Sonuçta akşamdan beri bir şeyler olduğunu sezmiştim ve geceye son noktasını ise çizdiği resimle sonlandırmıştı. Çizdiği resim bendim.
Kafamı yavaşça arkamda ki duvara vurdum. Akşamdan beri Martin'le yaşadıklarımı düşündüm. Mario'nun söyledikleri aklıma geldi. Martin eğer beni seviyorsa nasıl olabilecektik ki.
Ben korkuyordum, sevdiğim birini kaybetmekten, onu üzmekten, ona zarar vermekten korkuyordum.
Topuk sesleriyle başımı kaldırdım.

"Gökkuşağı." diyerek yanıma gelen kızlara baktım.

"İyi misin?" diyerek karşıma geçen İkra'ya çevirdim bakışlarımı.

"Bilmiyorum."

Bir süre sessiz duran Dicle yaklaştı ve sarıldı.

"Sen gittikten sonra biraz kötü oldu, şey sanırım seni seviyor."

"Sanırım değil, çok belli sevdiği." diye mırıldandım.

"Ee o zaman sorun ne?"İkra'ya bakıp  iç çektim.

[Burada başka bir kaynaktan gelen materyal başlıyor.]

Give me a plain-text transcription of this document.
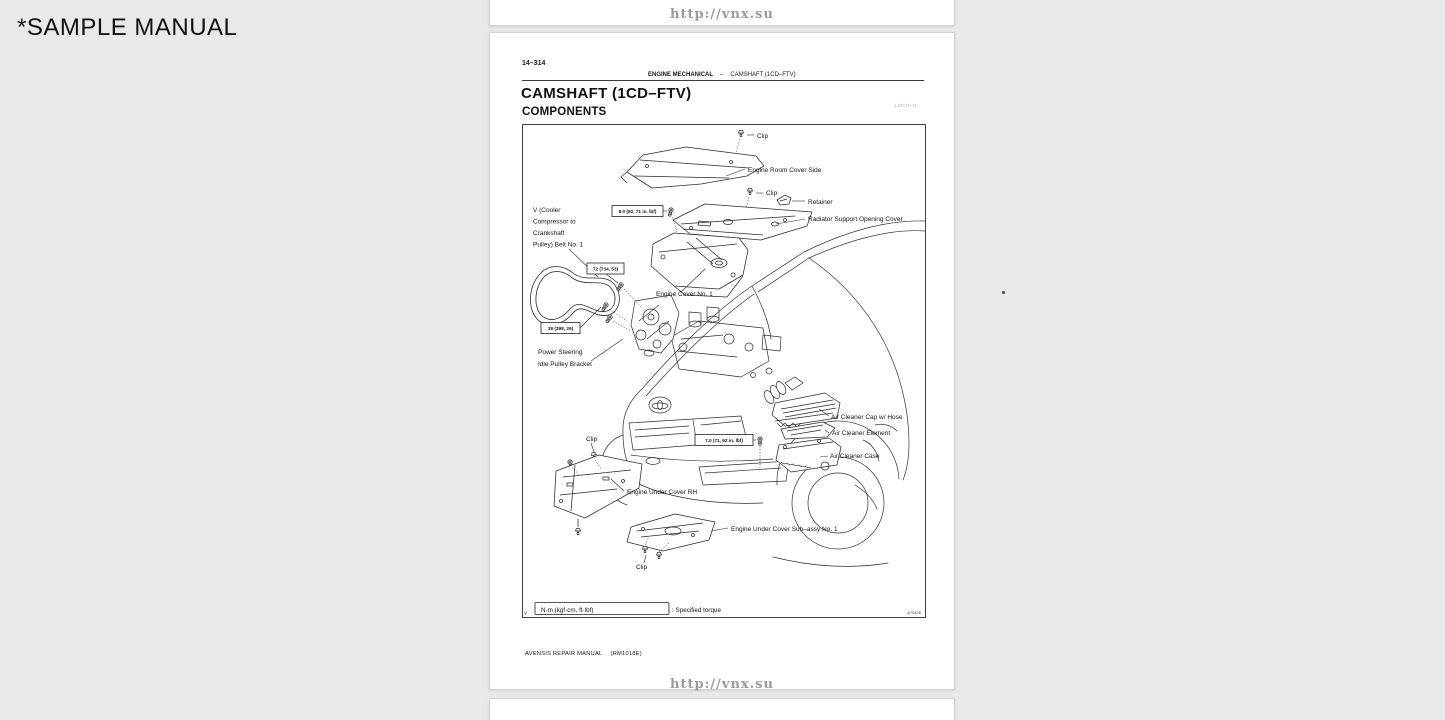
*SAMPLE MANUAL	http://vnx.su
14–314
ENGINE MECHANICAL – CAMSHAFT (1CD–FTV)
CAMSHAFT (1CD–FTV)
COMPONENTS
140CH-01
8.0 (82, 71 in. lbf)
72 (734, 53)
39 (398, 29)
7.0 (71, 62 in. lbf)
Clip
Engine Room Cover Side
Clip
Retainer
Radiator Support Opening Cover
V (Cooler
Compressor to
Crankshaft
Pulley) Belt No. 1
Engine Cover No. 1
Power Steering
Idle Pulley Bracket
Air Cleaner Cap w/ Hose
Air Cleaner Element
Air Cleaner Case
Clip
Engine Under Cover RH
Engine Under Cover Sub–assy No. 1
Clip
Y N·m (kgf·cm, ft·lbf)	: Specified torque	A79426
AVENSIS REPAIR MANUAL (RM1018E)
http://vnx.su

Gözlerim dolmaya başlayınca gökyüzüne baktım.

"Geçmişin dime Gökkuşağı, hala atlatamadığın o geçmişin, hala kendinde suç bulduğun geçmişin, aklından çıkmayan bir geçmiş..."

"Yeter İkra yeter, o olayları sen değil ben yaşadım." diye hiddetle bağırdığım da bir adım geriledi.

"Sen mi yaşadın?... Biz bir dakika bile yanından ayrılmadık sen ayakta zor dururken elinden tutup kaldıran bizdik, şimdi kendi yaşadığını mı söyluyorsun.. Peki." deyip bir kaç adım geri gitti.

"Kızlar lütfen yapmayın..." diyen Dicle'ye döndüm. Kafamı bir iki kere sallayıp arkamı döndüm. İkra ile ilk defa birbirimize bağırıyorduk.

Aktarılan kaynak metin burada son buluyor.